इदं न मम्। This is a Sanskrit mantra that is often pronounced in many Yadnya (a ritual where offerings are made to typically fire with various prayers). The literal meaning of that mantra is this does not belong to me. Why is such statement essential for offering? Importance is given to offer to the fire what belongs to you. However this mantra tries to remove the fallacy that there is something that belongs to me. It allows you to humbly accept that this offering although offered by me does not belong to me. I am merely the current possessor of the item and nothing more. It develops an attitude of trustee for everything that you come across in life. Offloading possessions and belongings from mind and life is an important aspect of yogi’s life. Yogi works towards believing that everything in the world that he makes use of is simply a resource that he has no ownership of. He is simply using the resource as a trustee only to pass on to next possessor in the best possible way. A reduced belongings brings you to a mentality of a monk who has little to no ego. Let’s start applying this to food and you will find a change in attitude where you treat food as resource that everyone has right on . Suddenly you become more aware of the fact that resources are not mine. Then you ensure your use of food is to the minimal and least wasteful. Apply this to your car, cloths, property and suddenly your ego goes southwards. The amount of pain we go through after realising the loss of some materialistic possessions can suddenly become minimal as we impregnated our mind with Idan Na Mama! However we use everything with almost care as we become trustee only to handover to someone else.

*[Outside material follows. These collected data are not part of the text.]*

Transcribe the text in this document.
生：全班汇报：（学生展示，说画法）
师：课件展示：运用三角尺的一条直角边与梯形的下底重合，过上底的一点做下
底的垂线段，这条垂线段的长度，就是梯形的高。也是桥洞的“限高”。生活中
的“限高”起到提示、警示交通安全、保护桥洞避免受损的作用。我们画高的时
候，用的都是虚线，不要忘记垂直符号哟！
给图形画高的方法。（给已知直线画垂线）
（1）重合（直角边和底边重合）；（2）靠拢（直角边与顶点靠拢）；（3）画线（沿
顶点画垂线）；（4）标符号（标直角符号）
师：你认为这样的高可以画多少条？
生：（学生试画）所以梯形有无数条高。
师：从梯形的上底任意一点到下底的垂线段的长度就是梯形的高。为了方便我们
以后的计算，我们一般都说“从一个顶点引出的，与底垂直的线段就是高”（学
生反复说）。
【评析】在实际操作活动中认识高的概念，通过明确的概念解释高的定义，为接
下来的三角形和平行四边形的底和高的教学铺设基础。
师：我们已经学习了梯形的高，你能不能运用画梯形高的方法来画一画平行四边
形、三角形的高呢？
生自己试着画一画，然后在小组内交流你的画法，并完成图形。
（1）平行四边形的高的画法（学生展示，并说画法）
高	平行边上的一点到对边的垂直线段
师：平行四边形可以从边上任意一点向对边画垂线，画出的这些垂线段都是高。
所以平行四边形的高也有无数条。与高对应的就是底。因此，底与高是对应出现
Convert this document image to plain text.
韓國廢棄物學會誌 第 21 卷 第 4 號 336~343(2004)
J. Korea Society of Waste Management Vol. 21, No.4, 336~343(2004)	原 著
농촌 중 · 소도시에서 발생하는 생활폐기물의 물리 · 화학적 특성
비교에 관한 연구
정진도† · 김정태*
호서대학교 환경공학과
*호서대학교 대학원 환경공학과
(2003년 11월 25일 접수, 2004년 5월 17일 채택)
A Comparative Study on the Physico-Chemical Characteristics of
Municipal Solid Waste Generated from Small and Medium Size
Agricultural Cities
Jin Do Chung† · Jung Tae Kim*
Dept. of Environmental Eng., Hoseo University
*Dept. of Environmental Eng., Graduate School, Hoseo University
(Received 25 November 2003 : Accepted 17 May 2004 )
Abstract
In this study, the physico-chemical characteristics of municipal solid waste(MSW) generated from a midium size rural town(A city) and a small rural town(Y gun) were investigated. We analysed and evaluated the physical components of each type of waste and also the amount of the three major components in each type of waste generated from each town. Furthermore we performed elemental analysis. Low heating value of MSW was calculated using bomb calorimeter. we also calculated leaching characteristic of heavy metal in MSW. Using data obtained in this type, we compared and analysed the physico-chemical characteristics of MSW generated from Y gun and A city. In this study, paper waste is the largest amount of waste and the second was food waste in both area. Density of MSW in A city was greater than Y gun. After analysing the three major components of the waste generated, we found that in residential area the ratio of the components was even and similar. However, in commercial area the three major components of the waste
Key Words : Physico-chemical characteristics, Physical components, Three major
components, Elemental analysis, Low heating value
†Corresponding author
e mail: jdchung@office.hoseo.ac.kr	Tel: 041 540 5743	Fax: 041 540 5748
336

When such Idan na mama is applied to the job at hand, we dedicate the work to the supreme soul, god, whatever you would like to call apart from yourself. This is typically part of bhakti yoga where devotee performs every action for god and dedicated it to god including its consequences. When such view is acquired for our job or purpose, the work becomes Devine and so does your dedication to it. The job suddenly achieves supreme purpose in your life because you are doing it for that supreme soul. However, the purpose behind such job and results of that can not be detrimental to the larger society. Otherwise there is conflict in dedicating to the god.
The attitude of “Idan-na-mama” goes further where we realise the body which we identify ourselves with is also not ours. It belongs to our parents and our karma. What belongs to us is our karma. Such view of life allows faster progress to next most important milestone of Yogi’s journey. For that matter any spiritual journey. That is to inquest to find “who am I ?” As said in Sanskrit “कोऽहम्?”. Once the baggage of emotions, sensual pleasures & ego is dropped from ourselves by applying “Idan-na-mama” philosophy, seeking answer to “who am I?” Becomes relatively less confusing. Lets practice applying it to as many as possessions and interactions in our life.